O julgamento de Slobodan Milosevic foi adiado por razões de saúde do arguido. O antigo presidente da Sérvia e da Jugoslávia, acusado de crimes de Guerra e contra a Humanidade cometidos durante a década de 90 na Croácia, Bósnia e Kosovo, deveria ter dado início, esta segunda-feira, à sua própria defesa, mas foi aconselhado a descansar por ter a pressão arterial muito alta.
5 de Julho de 2004 às 17:59
O presidente do painel de juízes, Patrick Robinson, aceitou as explicações médicas, mas adiantou que via ser decidido, no máximo até terça-feira (amanhã), como prosseguir com o julgamento depois de a acusação ter pedido que seja imposta a Milosevic a representação por um outro advogado de forma a evitar mais adiamentos.
Recorde-se que Milosevic decidiu ser responsável pela sua própria defesa no Tribunal Penal Internacional para os crimes cometidos na ex-Jugoslávia, instituição com sede em Haia, Holanda. Desde que a acusação deu por encerrada a apresentação do caso, em Fevereiro, Milosevic tem vindo a preparar a sua defesa, trabalhando num gabinete, devidamente equipado com comunicações e arquivos, disponibilizado no centro de detenção do tribunal.

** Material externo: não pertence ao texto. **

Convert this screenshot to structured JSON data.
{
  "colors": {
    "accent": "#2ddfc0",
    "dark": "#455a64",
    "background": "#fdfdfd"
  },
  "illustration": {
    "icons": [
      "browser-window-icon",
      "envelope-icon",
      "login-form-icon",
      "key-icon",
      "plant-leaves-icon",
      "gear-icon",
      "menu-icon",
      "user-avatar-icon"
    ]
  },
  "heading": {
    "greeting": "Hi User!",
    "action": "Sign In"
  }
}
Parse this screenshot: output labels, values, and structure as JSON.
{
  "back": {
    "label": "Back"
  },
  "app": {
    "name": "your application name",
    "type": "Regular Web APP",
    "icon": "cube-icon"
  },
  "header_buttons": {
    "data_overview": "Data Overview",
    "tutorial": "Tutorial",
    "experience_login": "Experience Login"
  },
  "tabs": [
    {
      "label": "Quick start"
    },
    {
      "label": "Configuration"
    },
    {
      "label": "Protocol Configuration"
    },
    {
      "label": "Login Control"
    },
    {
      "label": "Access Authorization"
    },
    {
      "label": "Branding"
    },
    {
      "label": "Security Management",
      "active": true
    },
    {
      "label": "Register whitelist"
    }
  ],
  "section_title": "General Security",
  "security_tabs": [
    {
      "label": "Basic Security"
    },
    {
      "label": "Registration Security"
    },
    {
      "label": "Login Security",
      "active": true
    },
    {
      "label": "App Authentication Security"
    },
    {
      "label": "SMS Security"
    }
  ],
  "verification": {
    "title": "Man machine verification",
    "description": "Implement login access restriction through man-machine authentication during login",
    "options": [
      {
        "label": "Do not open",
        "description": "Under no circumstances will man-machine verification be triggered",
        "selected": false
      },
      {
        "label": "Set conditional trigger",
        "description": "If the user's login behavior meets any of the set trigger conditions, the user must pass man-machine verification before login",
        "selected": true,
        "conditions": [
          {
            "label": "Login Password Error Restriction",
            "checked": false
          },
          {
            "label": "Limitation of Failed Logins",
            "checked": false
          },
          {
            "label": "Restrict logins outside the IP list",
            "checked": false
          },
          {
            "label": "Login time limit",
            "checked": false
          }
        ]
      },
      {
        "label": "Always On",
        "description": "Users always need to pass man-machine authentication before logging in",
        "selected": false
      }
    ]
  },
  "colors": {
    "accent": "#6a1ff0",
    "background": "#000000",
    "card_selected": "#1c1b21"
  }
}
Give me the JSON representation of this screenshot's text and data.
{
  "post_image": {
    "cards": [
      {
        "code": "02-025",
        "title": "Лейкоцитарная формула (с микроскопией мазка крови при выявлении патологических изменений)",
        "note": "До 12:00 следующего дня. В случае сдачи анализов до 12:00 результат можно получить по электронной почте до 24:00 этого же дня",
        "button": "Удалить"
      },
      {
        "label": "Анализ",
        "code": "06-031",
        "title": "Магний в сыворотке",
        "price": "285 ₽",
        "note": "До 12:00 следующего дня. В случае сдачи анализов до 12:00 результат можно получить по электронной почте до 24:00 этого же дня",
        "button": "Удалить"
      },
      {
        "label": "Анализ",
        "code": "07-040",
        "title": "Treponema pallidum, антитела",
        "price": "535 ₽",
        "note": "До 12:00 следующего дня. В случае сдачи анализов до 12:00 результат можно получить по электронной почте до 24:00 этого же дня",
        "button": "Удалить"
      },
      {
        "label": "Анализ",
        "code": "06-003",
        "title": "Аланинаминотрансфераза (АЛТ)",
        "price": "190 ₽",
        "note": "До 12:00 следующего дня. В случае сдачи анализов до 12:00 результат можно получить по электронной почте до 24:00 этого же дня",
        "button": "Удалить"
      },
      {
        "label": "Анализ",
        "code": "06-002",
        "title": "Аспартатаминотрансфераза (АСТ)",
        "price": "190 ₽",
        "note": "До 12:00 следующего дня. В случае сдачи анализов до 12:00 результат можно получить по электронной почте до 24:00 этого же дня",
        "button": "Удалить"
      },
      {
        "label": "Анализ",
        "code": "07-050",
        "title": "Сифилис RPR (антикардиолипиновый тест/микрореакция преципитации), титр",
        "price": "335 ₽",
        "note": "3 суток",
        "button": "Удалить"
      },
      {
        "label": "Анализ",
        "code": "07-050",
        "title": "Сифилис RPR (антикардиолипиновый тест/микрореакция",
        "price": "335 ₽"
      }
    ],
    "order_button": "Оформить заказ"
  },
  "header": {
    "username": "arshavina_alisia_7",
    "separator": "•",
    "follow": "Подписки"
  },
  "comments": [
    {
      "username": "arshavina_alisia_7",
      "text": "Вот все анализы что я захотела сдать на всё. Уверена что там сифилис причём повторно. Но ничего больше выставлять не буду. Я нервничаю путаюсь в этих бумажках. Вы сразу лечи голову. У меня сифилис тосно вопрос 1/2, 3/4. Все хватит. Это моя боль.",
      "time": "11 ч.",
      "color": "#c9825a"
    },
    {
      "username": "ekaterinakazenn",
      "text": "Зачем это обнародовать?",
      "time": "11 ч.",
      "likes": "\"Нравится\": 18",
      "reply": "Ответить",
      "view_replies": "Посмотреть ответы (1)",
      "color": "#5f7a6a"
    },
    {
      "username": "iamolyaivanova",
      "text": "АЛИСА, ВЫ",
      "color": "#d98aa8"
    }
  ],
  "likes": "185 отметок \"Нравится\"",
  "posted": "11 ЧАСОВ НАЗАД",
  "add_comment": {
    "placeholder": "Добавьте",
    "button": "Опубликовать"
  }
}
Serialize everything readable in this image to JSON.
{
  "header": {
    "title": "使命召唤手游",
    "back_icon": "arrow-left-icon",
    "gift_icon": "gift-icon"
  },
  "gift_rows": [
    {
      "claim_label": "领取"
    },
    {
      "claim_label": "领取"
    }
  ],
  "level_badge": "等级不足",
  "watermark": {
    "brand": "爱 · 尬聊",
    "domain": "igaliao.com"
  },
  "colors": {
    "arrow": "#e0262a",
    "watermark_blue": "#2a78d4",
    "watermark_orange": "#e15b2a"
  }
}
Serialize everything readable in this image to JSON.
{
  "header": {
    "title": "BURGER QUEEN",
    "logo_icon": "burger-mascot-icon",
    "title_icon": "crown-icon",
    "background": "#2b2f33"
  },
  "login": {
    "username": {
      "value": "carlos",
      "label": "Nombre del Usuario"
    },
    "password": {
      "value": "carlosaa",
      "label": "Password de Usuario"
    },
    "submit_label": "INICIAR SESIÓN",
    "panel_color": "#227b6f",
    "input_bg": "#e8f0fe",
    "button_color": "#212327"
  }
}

Esperava-se que Milosevic inicia-se hoje a sua defesa com uma longa declaração, prevista durar quatro horas, num caso que é visto na Europa como o maior julgamento de guerra desde que os generais de Hitler se sentaram no banco dos réus em Nuremberga depois da II Guerra Mundial. Mas o arguido não compareceu em tribunal, tendo um médico explicado aos juízes que o antigo líder sérvio sofre de pressão arterial muito elevada, pelo que lhe foi recomendado descanso absoluto durante uma a duas semanas.
Milosevic tem dito que o tribunal é culpado de parcialidade contra ele e o povo sérvio, considerando-o uma instituição ilegal, criada apenas com o objectivo de camuflar o que considera terem sido crimes cometidos pela NATO e patrocinados pelos EUA e Reino Unido. O antigo presidente jugoslavo, licenciado em Direito, quer chamar a depor em tribunal o ex-presidente norte-americano, Bill Clinton, e o primeiro-ministro britânico, Tony Blair, durante os 150 dias de que dispõe para apresentar a sua defesa.